1) Com as investigações de Ricardo Piglia sobre as origens do teatro argentino ainda frescas na memória, chamou minha atenção esse trecho de Céline, quando estava lendo De Castelo em Castelo: o narrador reencontra um amigo ator, desaparecido há anos, que relata ter passado um tempo na Argentina. "Como veio parar aqui?", diz o narrador ao amigo ator, "Era complicado... escuto-o... trabalhava na Argentina... tinha encontrado, sorte dos diabos!... uma 'figuração', uma 'externa' com sua mulher, a Anita...".

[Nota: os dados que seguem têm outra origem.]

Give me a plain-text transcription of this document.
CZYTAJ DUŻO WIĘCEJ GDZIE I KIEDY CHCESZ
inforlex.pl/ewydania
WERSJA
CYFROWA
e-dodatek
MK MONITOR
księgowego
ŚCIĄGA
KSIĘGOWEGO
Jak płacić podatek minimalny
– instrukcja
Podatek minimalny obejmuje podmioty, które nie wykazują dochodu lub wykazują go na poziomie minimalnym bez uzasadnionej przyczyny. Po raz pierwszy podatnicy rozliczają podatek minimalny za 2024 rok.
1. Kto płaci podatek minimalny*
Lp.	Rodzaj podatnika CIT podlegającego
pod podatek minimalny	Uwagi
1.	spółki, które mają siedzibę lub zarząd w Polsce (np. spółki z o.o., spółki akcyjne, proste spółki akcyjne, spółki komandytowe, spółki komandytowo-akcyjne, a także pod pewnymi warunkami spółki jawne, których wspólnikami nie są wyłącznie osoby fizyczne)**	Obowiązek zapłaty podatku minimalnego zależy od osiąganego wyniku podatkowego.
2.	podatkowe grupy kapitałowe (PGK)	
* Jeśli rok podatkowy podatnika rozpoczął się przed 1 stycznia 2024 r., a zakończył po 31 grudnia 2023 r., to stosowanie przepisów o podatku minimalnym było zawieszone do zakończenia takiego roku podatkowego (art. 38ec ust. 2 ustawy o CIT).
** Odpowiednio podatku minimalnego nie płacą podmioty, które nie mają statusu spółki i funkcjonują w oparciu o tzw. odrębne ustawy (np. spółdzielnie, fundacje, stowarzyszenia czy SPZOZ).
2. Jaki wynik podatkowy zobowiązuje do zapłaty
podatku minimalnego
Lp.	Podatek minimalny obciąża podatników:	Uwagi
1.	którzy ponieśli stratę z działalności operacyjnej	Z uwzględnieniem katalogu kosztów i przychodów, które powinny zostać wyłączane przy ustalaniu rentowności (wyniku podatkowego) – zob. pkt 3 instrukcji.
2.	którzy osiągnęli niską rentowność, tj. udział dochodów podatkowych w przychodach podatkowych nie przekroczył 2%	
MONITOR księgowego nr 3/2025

2) O amigo ator toma a palavra e diz: "Está vendo as esporas?... espie só!... 'gaúcho'!... um filme que devia durar dois meses!... logo de cara eu ganho o papel... não pedi nada, claro! fui praticamente forçado... pergunte para a Anita!... um filme histórico... primeiro 'gaúcho'... e depois 'bandido'... e depois 'general dos insurgentes'... um filme sobre a história deles lá... justo quando o Perón cai!... e era ele que subvencionava! aí eu disse: Até logo! vou dar no pé!... aí pensei, o Lebrun! o Pétain! o Hitler! eu já tinha me divertido bastante!... o Perón... que merda!.... fogo na roupa, todos os portos fechados, interditados!... a gente só encontrava um cargueiro para a França em Santiago do Chile!... e tem mais!... toda a travessia da América, o pampa todinho!... três meses de mato, alto assim, ó, o mato!".
3) Um colaboracionista francês escapa para a Argentina e quase faz um filme de gaúcho sob os auspícios de Perón. Ao cair o presidente, em 1955, o ator precisa fugir: "Conhece o pampa?... três meses!... na Cordilheira a gente acha tudo!... um acampamento completo!... um maria-fumaça que ia serpenteando a montanha... um trem de verdade!... uma cidade de gaúchos!... a gente fez a maior festa! se você visse!... nos cobriam de tudo!... tinham me visto, tinham uma sala de cinema, me conheciam!... 'sonora' e tudo!... e tinham me visto no Goupil!" (Louis-Ferdinand Céline, De Castelo em Castelo, trad. Rosa Freire d'Aguiar, Cia das Letras, 2004, p. 115-116).